La falta de visión y prospectiva de anteriores gobiernos ha dejado peligrosos pasivos sociales que se han expresado en conflictos, generalmente por la contaminación del medioambiente y el uso arbitrario del agua, temas recurrentes en otros lugares de América Latina.

Como se ve, este problema no es exclusivo del Perú, un país emergente que crece a un ritmo promedio de 7%, pese a todo.

En el caso del tema de los recursos hídricos, la Autoridad Nacional del Agua (ANA) –conjuntamente con la Presidencia del Consejo de Ministros, Ministerio de Energía y Minas, Ministerio de Agricultura  y otros– ha tomado conciencia de que la crisis del agua lo es también de gobernanza, donde el punto por trabajar es la relación entre los intereses colectivos y del Estado, fortaleciendo progresivamente una gestión integrada de los recursos hídricos.

La problemática del agua no es nada sencilla. Significa disponibilidad hídrica, captación, infraestructura, transporte, potabilización, accesibilidad, respeto al medioambiente, prevención de desastres y cambio climático, nada menos.

Y a esto hay que sumarle sistemas de tecnología limpia, información, recurso humano especializado, marco normativo amigable, investigación, cultura del agua, estabilidad política, Estado fuerte y moderno, inclusión social.

Se requiere de todo un sistema y proceso interrelacionado y dinámico cuyo peso es responsabilidad de todos: Estado en sus tres niveles, empresa privada, organizaciones sociales y sociedad civil.

La ANA, con apenas tres años en funciones, ha asumido este gran reto en el marco de lo que la ley de recursos hídricos le faculta y le ordena.

El reto es agua para todos, pero en forma justa, equitativa y responsable, coadyuvando al fortalecimiento de la gobernabilidad de los recursos hídricos, pero a través de procesos democráticos.

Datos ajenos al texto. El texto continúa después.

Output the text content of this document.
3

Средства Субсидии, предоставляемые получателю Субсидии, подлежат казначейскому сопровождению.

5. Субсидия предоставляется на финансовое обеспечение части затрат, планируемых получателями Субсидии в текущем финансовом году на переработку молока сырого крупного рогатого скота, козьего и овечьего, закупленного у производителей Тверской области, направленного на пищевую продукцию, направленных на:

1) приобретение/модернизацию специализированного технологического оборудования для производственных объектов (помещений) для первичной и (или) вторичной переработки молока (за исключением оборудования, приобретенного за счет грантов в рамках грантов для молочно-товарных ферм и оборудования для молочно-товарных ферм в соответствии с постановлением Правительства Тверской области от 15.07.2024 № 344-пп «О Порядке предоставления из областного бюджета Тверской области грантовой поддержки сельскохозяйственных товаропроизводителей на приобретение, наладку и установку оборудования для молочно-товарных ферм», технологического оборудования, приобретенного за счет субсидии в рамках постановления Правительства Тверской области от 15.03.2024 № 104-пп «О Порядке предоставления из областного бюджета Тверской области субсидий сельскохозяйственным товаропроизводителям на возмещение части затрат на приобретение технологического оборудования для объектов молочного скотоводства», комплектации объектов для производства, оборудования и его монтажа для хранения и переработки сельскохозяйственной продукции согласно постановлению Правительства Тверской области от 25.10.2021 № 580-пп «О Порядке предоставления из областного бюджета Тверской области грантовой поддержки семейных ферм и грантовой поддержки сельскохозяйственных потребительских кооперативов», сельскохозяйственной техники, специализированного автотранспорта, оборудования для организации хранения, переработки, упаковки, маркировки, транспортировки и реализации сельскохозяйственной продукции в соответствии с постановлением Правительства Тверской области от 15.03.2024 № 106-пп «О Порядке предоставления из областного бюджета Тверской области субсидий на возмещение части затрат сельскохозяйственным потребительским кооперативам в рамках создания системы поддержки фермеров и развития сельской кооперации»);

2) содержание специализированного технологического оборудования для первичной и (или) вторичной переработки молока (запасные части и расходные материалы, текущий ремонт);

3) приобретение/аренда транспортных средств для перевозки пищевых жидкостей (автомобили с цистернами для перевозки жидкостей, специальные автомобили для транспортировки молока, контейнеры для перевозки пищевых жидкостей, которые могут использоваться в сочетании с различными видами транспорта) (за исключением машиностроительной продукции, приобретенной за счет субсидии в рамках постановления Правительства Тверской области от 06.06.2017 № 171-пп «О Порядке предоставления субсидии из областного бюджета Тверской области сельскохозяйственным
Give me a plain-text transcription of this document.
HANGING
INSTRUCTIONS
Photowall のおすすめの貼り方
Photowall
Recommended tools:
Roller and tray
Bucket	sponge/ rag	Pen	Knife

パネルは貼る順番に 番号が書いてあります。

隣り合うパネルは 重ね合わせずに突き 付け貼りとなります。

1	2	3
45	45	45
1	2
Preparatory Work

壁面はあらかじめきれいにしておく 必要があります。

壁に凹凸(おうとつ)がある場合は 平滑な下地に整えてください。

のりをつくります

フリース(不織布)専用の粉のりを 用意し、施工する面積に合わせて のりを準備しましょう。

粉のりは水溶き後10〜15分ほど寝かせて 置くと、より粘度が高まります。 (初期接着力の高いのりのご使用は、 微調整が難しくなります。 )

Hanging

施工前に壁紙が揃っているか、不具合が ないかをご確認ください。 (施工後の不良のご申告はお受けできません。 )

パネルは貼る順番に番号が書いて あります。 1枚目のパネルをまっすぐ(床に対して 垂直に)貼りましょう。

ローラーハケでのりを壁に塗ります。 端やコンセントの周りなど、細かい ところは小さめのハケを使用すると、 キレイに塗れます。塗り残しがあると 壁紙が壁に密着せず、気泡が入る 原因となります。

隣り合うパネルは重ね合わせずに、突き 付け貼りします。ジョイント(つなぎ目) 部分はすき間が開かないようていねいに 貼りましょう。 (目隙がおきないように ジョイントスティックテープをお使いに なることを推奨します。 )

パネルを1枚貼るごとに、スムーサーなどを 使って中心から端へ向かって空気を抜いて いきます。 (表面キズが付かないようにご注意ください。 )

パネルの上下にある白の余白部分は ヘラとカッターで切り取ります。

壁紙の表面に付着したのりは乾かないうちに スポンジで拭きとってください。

En ese sentido, el anuncio de la puesta en marcha de una política preventiva en los casos de Ica (rescate de aguas subterráneas), luego en Lambayeque (por un problema similar) y Tacna (salinización de los acueductos) es un esfuerzo mayúsculo para evitar conflictos y controversias, digno de imitar por otras instituciones públicas.

El agua es un recurso estratégico y de seguridad nacional, y la democracia depende mucho de su buena administración.